Он достал из кармана измятые телеграммы, полученные из Брюсселя:
— Как объяснить это им? Что может противопоставить бедный человеческий разум убийственным фантазиям безумца?
— Но, — вставил Анон, — свидетельства… улики…
— Вы не хуже меня знаете, как нам их катастрофически не хватает! Да и имея их, мы все равно не сумели бы извлечь из них пользу. Думаю, они скорее сбили бы нас с пути, чем подсказали правильный… Нет, нет, в этом деле нам может помочь только вдохновение…
Заместитель королевского прокурора вздохнул, от ошеломляющих откровений инспектора у него пот выступил на лбу. Он был явно растерян и одновременно всем существом восставал против приоткрывшейся истины.
— Недопустимо, — изрек он наконец, — чтобы сумасшедший или сумасшедшая провели людей… людей…
— Людей в здравом уме? — договорил за него Себ. — Это ваши слова, господин заместитель королевского прокурора…
Он зевнул, потянувшись:
— Я думаю, у сумасшедшего было бы больше шансов, чем у нас, распутать это дело, вычислить другого сумасшедшего, которого мы ищем. При небольшом везении они бы, конечно, встретились на общей территории, избранной их безумием… Поверьте, правильный конец рассуждения, который искал Рультабиль, здесь не поможет.
— А ваш список? — поинтересовался Анон. — Мне бы хотелось на него взглянуть…
— С удовольствием, — согласился Себ. — Но я вам говорил, в него внесены лишь известные мне жители деревни.

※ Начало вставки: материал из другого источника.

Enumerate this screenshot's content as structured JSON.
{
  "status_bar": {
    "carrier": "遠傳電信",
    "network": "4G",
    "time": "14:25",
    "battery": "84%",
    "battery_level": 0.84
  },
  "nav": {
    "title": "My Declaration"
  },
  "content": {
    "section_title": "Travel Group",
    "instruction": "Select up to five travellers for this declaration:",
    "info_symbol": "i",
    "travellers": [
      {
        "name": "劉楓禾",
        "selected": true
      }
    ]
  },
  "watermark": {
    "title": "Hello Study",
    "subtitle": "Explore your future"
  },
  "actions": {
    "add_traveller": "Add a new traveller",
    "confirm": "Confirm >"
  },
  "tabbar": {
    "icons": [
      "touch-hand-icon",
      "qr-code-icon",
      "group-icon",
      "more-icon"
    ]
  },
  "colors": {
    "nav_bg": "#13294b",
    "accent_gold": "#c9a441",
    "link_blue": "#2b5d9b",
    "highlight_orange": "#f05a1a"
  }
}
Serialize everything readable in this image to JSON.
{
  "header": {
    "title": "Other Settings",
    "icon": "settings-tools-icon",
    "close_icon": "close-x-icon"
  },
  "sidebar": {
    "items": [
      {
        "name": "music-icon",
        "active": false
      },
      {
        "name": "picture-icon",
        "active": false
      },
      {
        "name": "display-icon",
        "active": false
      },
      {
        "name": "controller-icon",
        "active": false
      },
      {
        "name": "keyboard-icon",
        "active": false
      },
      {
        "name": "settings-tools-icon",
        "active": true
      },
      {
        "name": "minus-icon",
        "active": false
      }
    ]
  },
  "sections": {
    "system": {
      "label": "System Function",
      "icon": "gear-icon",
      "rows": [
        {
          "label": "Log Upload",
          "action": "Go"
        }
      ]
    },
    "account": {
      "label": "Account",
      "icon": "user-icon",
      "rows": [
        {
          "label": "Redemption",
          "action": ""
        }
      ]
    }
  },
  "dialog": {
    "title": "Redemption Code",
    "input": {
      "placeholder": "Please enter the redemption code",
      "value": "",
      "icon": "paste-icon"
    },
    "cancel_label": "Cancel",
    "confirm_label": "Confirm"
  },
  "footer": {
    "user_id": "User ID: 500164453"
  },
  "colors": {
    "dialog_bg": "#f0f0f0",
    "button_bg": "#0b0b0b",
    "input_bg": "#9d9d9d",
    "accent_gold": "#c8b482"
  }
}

То есть, он очень неполон. С другой стороны, так как все или почти все эти люди имеют твердое алиби, убийцей может быть кто-то из тех обитателей деревни, о чьем существовании мы до сих пор и не подозревали.
Заместитель королевского прокурора взял протянутый ему список. Впервые за время разговора он улыбнулся и прошептал:
— Это было бы очень грустно, Себ, для окончания придуманного вами романа о нынешних событиях.
— Конечно, — признал Себ. — Это было бы грустно.
* * *
— Боже всевышний, я скорблю и раскаиваюсь, что оскорбила Вас, не только потому, что потеряла надежду на спасение и заслужила муки ада…
Сквозь решетку исповедальни тихий голос с трудом доходил до слуха дремлющего кюре Рокюса.
— …но особенно потому, что Вы бесконечно добры и совершенны, и грех огорчает Вас. Я нижайше прошу прощения во имя Иисуса Христа…
В церкви царили тишина и безлюдье. Кюре Рокюс, устав от бессонных ночей, посвященных целиком молитве, прислонился затылком к деревянной стенке и воспользовался короткой передышкой. Слова покаяния мягко баюкали его.
— …и, моля о Вашем святом милосердии, я обещаю себе не оскорблять Вас больше, понести епитимью и лучше жить в будущем. Да будет так.
Кюре Рокюс перекрестился, шумно вздохнул, и приоткрыв глаза, приложив рожком руку к уху, склонился к лицу, маячившему в темноте светлым пятном.
— Слушаю вас, дитя мое.
Потом снова закрыл глаза, чтобы его взгляд не тревожил грешницу. Круглое лицо священника приняло обычное для него выражение снисходительности и сосредоточенности. Толстые пальцы, обвитые четками, были соединены на груди, он был готов все выслушать и все простить.
Он повторил:
— Слушаю вас, дитя мое.
Однако ничто не нарушало тишины, если не считать короткого учащенного дыхания по ту сторону решетки.
Удивленный священник вновь открыл глаза, и его взгляд встретился со взглядом грешницы. Никогда, подумалось ему, не видел он эти глаза так близко и такими большими.
— В чем дело, дитя мое? — прошептал он. — Вы совершили какой-то проступок?.. Вы должны верить в бесконечную милость божью…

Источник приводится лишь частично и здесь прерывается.